“My dear Rose—if you think George stood up....”

After a time Rose grew a little weary of her husband’s attitude, also though she was always willing to take up arms against the family at Conster, she had too practical an idea of her own and her children’s interests to remain in a state of war. George had made his protest—let him now be content.

But George was nursing his injury with inconceivable perseverance. Hitherto she had often had to reproach him for his subservience to his father, for the meekness with which he accepted his direction and swallowed his affronts.

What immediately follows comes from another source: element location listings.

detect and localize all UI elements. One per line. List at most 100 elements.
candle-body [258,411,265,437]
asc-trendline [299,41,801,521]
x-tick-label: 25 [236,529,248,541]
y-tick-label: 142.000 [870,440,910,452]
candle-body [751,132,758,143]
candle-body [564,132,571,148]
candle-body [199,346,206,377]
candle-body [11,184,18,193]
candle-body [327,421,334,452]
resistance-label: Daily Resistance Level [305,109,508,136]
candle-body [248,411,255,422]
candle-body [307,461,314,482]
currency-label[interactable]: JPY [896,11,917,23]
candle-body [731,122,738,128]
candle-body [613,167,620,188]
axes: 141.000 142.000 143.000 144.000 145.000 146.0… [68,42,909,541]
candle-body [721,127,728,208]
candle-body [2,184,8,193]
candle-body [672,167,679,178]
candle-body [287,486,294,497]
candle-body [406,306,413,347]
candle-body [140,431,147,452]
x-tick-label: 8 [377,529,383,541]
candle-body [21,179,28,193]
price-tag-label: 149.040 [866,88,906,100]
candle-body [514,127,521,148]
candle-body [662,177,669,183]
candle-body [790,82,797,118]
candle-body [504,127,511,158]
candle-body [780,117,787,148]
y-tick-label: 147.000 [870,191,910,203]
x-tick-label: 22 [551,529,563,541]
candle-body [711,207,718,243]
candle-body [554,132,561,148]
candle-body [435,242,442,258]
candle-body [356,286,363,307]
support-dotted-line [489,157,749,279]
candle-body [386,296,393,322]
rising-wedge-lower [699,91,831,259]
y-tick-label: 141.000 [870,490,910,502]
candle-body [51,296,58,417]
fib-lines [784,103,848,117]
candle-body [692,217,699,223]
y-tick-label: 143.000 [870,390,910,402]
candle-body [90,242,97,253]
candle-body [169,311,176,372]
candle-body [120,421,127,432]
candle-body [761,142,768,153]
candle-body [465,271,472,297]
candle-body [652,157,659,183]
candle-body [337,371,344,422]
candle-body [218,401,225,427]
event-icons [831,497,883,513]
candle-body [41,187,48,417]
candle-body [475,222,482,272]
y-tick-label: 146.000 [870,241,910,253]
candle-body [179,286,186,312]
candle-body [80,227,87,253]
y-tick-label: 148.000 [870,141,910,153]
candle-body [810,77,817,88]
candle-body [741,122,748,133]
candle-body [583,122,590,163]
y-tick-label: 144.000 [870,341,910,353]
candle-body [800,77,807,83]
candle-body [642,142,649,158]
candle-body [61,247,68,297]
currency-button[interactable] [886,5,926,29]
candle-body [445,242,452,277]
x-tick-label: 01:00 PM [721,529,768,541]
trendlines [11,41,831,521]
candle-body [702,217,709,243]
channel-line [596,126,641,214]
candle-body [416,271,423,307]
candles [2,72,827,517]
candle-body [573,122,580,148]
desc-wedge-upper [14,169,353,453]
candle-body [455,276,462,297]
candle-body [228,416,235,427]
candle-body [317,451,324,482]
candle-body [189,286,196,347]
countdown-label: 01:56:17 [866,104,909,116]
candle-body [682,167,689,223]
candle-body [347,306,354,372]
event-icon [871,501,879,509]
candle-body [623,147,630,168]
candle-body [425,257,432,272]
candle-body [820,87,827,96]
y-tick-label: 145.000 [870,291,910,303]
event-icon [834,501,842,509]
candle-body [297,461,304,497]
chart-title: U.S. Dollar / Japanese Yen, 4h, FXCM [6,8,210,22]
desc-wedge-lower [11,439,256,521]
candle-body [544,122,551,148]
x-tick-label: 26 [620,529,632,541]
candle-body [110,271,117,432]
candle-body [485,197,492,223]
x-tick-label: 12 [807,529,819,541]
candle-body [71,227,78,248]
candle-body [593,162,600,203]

“If you can put up with his swearing in church, you can put up with what he said to you about Mary.”

“He has insulted me as a priest.”

“He probably doesn’t realise you are one.”

“That’s just it.”

She seemed to have given him fresh cause for brooding. He sulked and grieved, and lost interest in his parish organisations—his Sunday School and Mothers’ Union, his Sewing Club and Coal Club, his Parochial Church Council—now established in all its glory, though without Peter’s name upon the roll, his branches of the S.P.G., the C.E.M.S., all those activities which used to fill his days, which had thrilled him with such pride when he enumerated them in his advertisements for a locum in the Guardian.

He developed disquieting eccentricities, such as going into the church to pray. Rose would not have minded this if he had not fretted and upset himself because he never found anyone else praying there.

“Why should they?” she asked, a little exasperated—“They can say their prayers just as well at home.”